#2

910 20 4
                                    


Dönemin otobüsleri ağır ağır gidiyordu... Aslında yaşadığım şehir ile Şanlıurfa arasında çok fazla bir

mesafe de yoktu (Yaşadıkları şehrin saklı tutulmasını istedikleri için burada detay vermiyorum.)

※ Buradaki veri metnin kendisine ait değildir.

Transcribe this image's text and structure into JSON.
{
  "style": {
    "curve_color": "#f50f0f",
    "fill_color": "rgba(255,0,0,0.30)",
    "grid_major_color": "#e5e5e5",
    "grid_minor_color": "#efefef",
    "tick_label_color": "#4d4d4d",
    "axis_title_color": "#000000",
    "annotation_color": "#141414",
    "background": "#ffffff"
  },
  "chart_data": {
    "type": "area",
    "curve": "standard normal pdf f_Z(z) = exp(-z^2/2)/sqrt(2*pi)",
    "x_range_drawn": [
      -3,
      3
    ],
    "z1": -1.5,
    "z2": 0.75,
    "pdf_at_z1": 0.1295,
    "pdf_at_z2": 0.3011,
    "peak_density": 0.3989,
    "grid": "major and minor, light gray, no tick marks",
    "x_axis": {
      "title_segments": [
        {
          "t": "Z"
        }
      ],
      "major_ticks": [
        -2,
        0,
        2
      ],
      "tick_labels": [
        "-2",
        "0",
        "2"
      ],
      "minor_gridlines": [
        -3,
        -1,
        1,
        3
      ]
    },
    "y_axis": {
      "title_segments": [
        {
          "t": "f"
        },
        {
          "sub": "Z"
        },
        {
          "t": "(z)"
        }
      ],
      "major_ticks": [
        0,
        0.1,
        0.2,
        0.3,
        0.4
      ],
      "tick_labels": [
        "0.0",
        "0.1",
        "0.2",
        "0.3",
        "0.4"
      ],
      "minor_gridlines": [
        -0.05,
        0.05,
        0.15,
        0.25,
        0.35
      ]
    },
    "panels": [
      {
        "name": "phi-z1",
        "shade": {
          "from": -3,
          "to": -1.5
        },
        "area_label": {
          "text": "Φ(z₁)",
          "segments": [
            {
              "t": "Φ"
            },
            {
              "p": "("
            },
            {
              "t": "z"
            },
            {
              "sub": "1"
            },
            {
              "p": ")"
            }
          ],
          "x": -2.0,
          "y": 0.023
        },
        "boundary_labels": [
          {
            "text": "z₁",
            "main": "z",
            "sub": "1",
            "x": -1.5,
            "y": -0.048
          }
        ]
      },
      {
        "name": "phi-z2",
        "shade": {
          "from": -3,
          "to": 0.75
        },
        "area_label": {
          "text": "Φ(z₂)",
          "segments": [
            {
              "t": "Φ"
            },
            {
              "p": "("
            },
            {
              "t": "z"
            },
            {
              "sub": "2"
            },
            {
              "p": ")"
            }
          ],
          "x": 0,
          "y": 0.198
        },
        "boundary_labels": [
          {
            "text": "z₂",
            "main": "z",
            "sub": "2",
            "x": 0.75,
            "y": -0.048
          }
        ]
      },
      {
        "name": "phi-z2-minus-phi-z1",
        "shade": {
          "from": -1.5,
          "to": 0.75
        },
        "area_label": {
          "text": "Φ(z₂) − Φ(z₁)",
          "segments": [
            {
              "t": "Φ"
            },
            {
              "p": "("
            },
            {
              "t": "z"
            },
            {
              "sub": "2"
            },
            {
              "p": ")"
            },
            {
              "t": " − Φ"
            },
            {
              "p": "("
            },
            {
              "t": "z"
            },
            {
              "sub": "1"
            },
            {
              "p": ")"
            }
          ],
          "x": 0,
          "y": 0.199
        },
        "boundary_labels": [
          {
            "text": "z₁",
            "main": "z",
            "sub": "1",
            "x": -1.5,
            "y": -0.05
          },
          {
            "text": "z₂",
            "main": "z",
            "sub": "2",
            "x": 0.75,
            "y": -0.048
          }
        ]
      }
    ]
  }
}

Beş-altı saatlik bir yolculuğun ardından Şanlıurfa'ya varmıştık... Sömestır dönemiydi ve ortalığı kar

götürüyordu.

Karakeçi köyüne varabilmemiz zor gözüküyordu ve o geceyi Şanlıurfa'daki öğretmen evinde

geçirmemiz gerekecekti.

Merkezdeki öğretmen evine geçtik... Saat 2-3 sularıydı sabah erkenden yola çıkacağımız için

uyumaya başlamıştık.

Bizden başka kalan öğretmen ya da öğretmen yakını da yoktu... Aslında içerisi biraz terk edilmiş

gibiydi.

Sabah olmuştu , kahvaltı yapmak için kafeteryaya indik.

O sırada orta yaşlı bir esnaf vardı... Macun , kağıt helva gibi şeyler satıyordu.

"Hoşgeldiniz Şanlıurfa'ya" dedi.

"Hoşbulduk" dedim.

"Maşallah , çok gençsiniz... Talebe misiniz muallim mi ?" dedi.

"Öğretmenim bey amca." dedim.

Hangi okulda çalışacağımı sordu.

"Karakeçi köyü N***C***A*** Orta okulu" dedim

Yüzü düşmüştü.

"O köye daha önce gittin mi ?" diye sordu.

"Hayır bu ilk gidişim olacak" dedim...

"O köye gidişin olursa dönüşün olmaz evladım... O köyün bütün yolları yine o köye çıkar.O köyün halkı

kafirdir kafir... Gitme o köye , gerekirse bırak mesleğini ama gitme o köye" dedi.